Comment Re:SNAFU? Not necessarily... (Score 1) 117
Most of the time (and including earlier PS3), console hardware is sold at a loss to push it into the market and the vendor regains the money from game sales. The Wii was the first among the current generation consoles that broke this tradition.
This "everyone sells its console at a loss" is a myth.
This was never a tradition, so the Wii didn't break any tradition. Nintendo is the older console manufacturer still alive, so is the traditional one, and they never sold their console at a loss, except the very first months of Gamecube because they quickly dropped the price before launch.
Sony is the big one that introduced this business tactic that was then followed by several companies or gaming division of companies which all met their demise. This includes Sega, MS and Sony.
You'll rightly tell me MS and Sony gaming divisions are not dead, but the only reason why is because they are big enough and had enough profit in other divisions to stand the billions of dollars they lost by using this tactic.
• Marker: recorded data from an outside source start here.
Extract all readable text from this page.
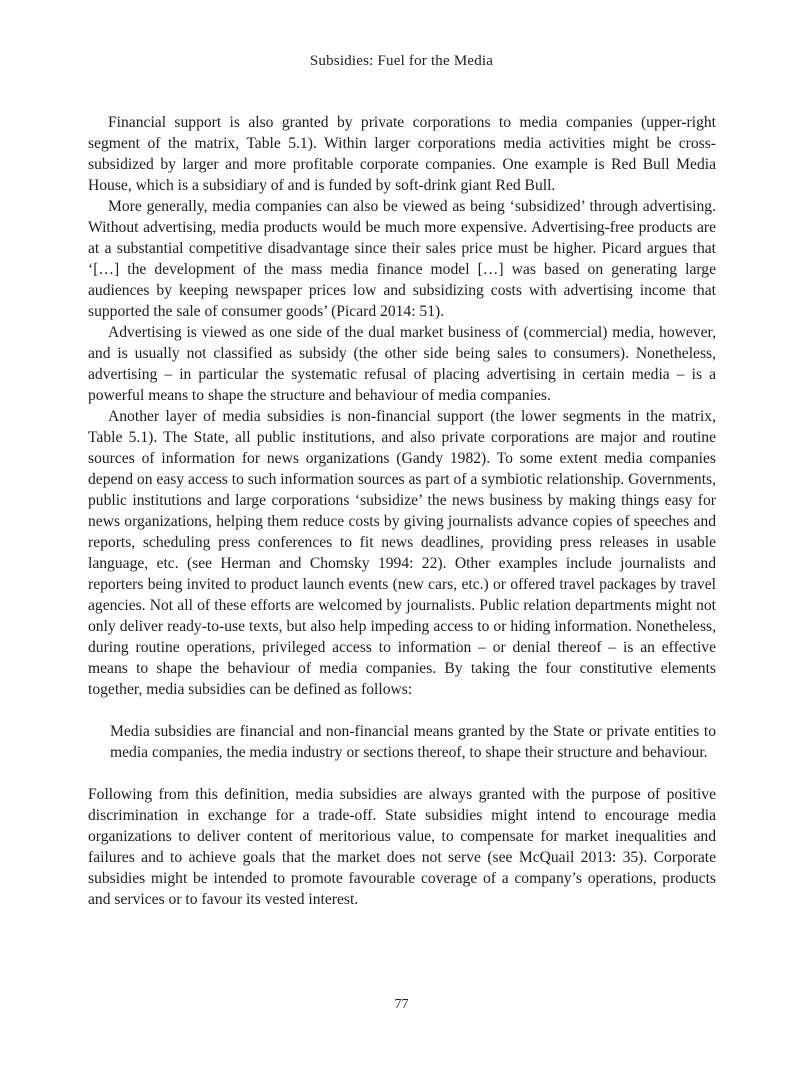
Subsidies: Fuel for the Media

Financial support is also granted by private corporations to media companies (upper-right segment of the matrix, Table 5.1). Within larger corporations media activities might be cross-subsidized by larger and more profitable corporate companies. One example is Red Bull Media House, which is a subsidiary of and is funded by soft-drink giant Red Bull.

More generally, media companies can also be viewed as being ‘subsidized’ through advertising. Without advertising, media products would be much more expensive. Advertising-free products are at a substantial competitive disadvantage since their sales price must be higher. Picard argues that ‘[…] the development of the mass media finance model […] was based on generating large audiences by keeping newspaper prices low and subsidizing costs with advertising income that supported the sale of consumer goods’ (Picard 2014: 51).

Advertising is viewed as one side of the dual market business of (commercial) media, however, and is usually not classified as subsidy (the other side being sales to consumers). Nonetheless, advertising – in particular the systematic refusal of placing advertising in certain media – is a powerful means to shape the structure and behaviour of media companies.

Another layer of media subsidies is non-financial support (the lower segments in the matrix, Table 5.1). The State, all public institutions, and also private corporations are major and routine sources of information for news organizations (Gandy 1982). To some extent media companies depend on easy access to such information sources as part of a symbiotic relationship. Governments, public institutions and large corporations ‘subsidize’ the news business by making things easy for news organizations, helping them reduce costs by giving journalists advance copies of speeches and reports, scheduling press conferences to fit news deadlines, providing press releases in usable language, etc. (see Herman and Chomsky 1994: 22). Other examples include journalists and reporters being invited to product launch events (new cars, etc.) or offered travel packages by travel agencies. Not all of these efforts are welcomed by journalists. Public relation departments might not only deliver ready-to-use texts, but also help impeding access to or hiding information. Nonetheless, during routine operations, privileged access to information – or denial thereof – is an effective means to shape the behaviour of media companies. By taking the four constitutive elements together, media subsidies can be defined as follows:

Media subsidies are financial and non-financial means granted by the State or private entities to media companies, the media industry or sections thereof, to shape their structure and behaviour.

Following from this definition, media subsidies are always granted with the purpose of positive discrimination in exchange for a trade-off. State subsidies might intend to encourage media organizations to deliver content of meritorious value, to compensate for market inequalities and failures and to achieve goals that the market does not serve (see McQuail 2013: 35). Corporate subsidies might be intended to promote favourable coverage of a company’s operations, products and services or to favour its vested interest.

77
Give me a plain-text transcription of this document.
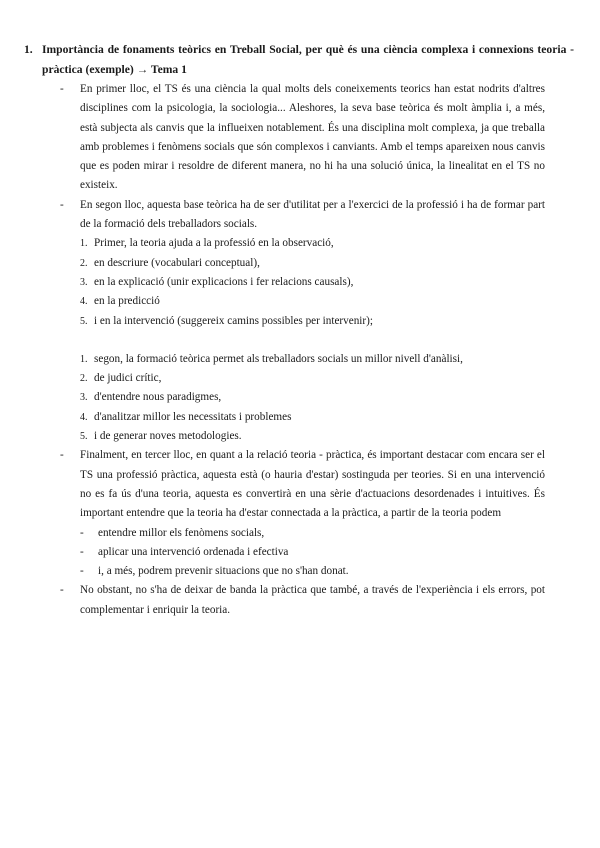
1. Importància de fonaments teòrics en Treball Social, per què és una ciència complexa i connexions teoria - pràctica (exemple) → Tema 1
- En primer lloc, el TS és una ciència la qual molts dels coneixements teorics han estat nodrits d'altres disciplines com la psicologia, la sociologia... Aleshores, la seva base teòrica és molt àmplia i, a més, està subjecta als canvis que la influeixen notablement. És una disciplina molt complexa, ja que treballa amb problemes i fenòmens socials que són complexos i canviants. Amb el temps apareixen nous canvis que es poden mirar i resoldre de diferent manera, no hi ha una solució única, la linealitat en el TS no existeix.
- En segon lloc, aquesta base teòrica ha de ser d'utilitat per a l'exercici de la professió i ha de formar part de la formació dels treballadors socials.
1. Primer, la teoria ajuda a la professió en la observació,
2. en descriure (vocabulari conceptual),
3. en la explicació (unir explicacions i fer relacions causals),
4. en la predicció
5. i en la intervenció (suggereix camins possibles per intervenir);
1. segon, la formació teòrica permet als treballadors socials un millor nivell d'anàlisi,
2. de judici crític,
3. d'entendre nous paradigmes,
4. d'analitzar millor les necessitats i problemes
5. i de generar noves metodologies.
- Finalment, en tercer lloc, en quant a la relació teoria - pràctica, és important destacar com encara ser el TS una professió pràctica, aquesta està (o hauria d'estar) sostinguda per teories. Si en una intervenció no es fa ús d'una teoria, aquesta es convertirà en una sèrie d'actuacions desordenades i intuitives. És important entendre que la teoria ha d'estar connectada a la pràctica, a partir de la teoria podem
- entendre millor els fenòmens socials,
- aplicar una intervenció ordenada i efectiva
- i, a més, podrem prevenir situacions que no s'han donat.
- No obstant, no s'ha de deixar de banda la pràctica que també, a través de l'experiència i els errors, pot complementar i enriquir la teoria.
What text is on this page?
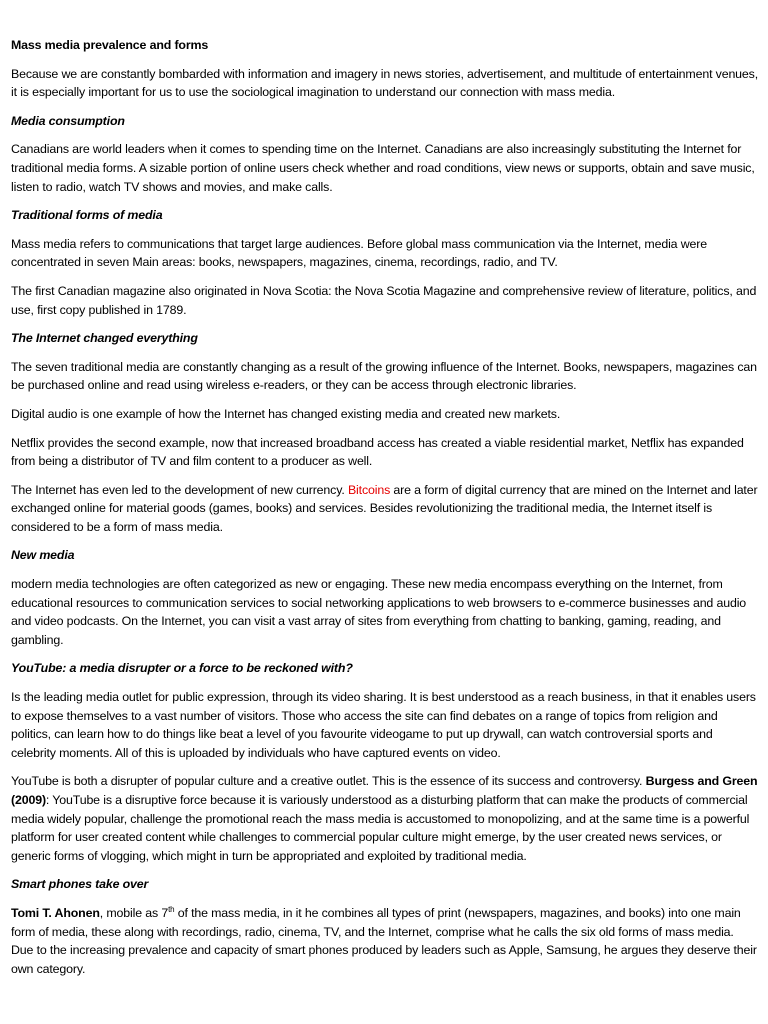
Mass media prevalence and forms

Because we are constantly bombarded with information and imagery in news stories, advertisement, and multitude of entertainment venues, it is especially important for us to use the sociological imagination to understand our connection with mass media.

Media consumption

Canadians are world leaders when it comes to spending time on the Internet. Canadians are also increasingly substituting the Internet for traditional media forms. A sizable portion of online users check whether and road conditions, view news or supports, obtain and save music, listen to radio, watch TV shows and movies, and make calls.

Traditional forms of media

Mass media refers to communications that target large audiences. Before global mass communication via the Internet, media were concentrated in seven Main areas: books, newspapers, magazines, cinema, recordings, radio, and TV.

The first Canadian magazine also originated in Nova Scotia: the Nova Scotia Magazine and comprehensive review of literature, politics, and use, first copy published in 1789.

The Internet changed everything

The seven traditional media are constantly changing as a result of the growing influence of the Internet. Books, newspapers, magazines can be purchased online and read using wireless e-readers, or they can be access through electronic libraries.

Digital audio is one example of how the Internet has changed existing media and created new markets.

Netflix provides the second example, now that increased broadband access has created a viable residential market, Netflix has expanded from being a distributor of TV and film content to a producer as well.

The Internet has even led to the development of new currency. Bitcoins are a form of digital currency that are mined on the Internet and later exchanged online for material goods (games, books) and services. Besides revolutionizing the traditional media, the Internet itself is considered to be a form of mass media.

New media

modern media technologies are often categorized as new or engaging. These new media encompass everything on the Internet, from educational resources to communication services to social networking applications to web browsers to e-commerce businesses and audio and video podcasts. On the Internet, you can visit a vast array of sites from everything from chatting to banking, gaming, reading, and gambling.

YouTube: a media disrupter or a force to be reckoned with?

Is the leading media outlet for public expression, through its video sharing. It is best understood as a reach business, in that it enables users to expose themselves to a vast number of visitors. Those who access the site can find debates on a range of topics from religion and politics, can learn how to do things like beat a level of you favourite videogame to put up drywall, can watch controversial sports and celebrity moments. All of this is uploaded by individuals who have captured events on video.

YouTube is both a disrupter of popular culture and a creative outlet. This is the essence of its success and controversy. Burgess and Green (2009): YouTube is a disruptive force because it is variously understood as a disturbing platform that can make the products of commercial media widely popular, challenge the promotional reach the mass media is accustomed to monopolizing, and at the same time is a powerful platform for user created content while challenges to commercial popular culture might emerge, by the user created news services, or generic forms of vlogging, which might in turn be appropriated and exploited by traditional media.

Smart phones take over

Tomi T. Ahonen, mobile as 7th of the mass media, in it he combines all types of print (newspapers, magazines, and books) into one main form of media, these along with recordings, radio, cinema, TV, and the Internet, comprise what he calls the six old forms of mass media. Due to the increasing prevalence and capacity of smart phones produced by leaders such as Apple, Samsung, he argues they deserve their own category.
This tactic only works when you're the one with the biggest market: the one with the more consoles and who sells the most games. When you don't, you fail harder to the point of not being able to sustain it even one generation.
The net result of XBox is a loss of 6+ billions of dollars, as for the PS3, they lost as much as they profited with the PS1 and PS2 combined! Two generations of profits (due to being market leader) erased with only one generation of loss (due to not being leader).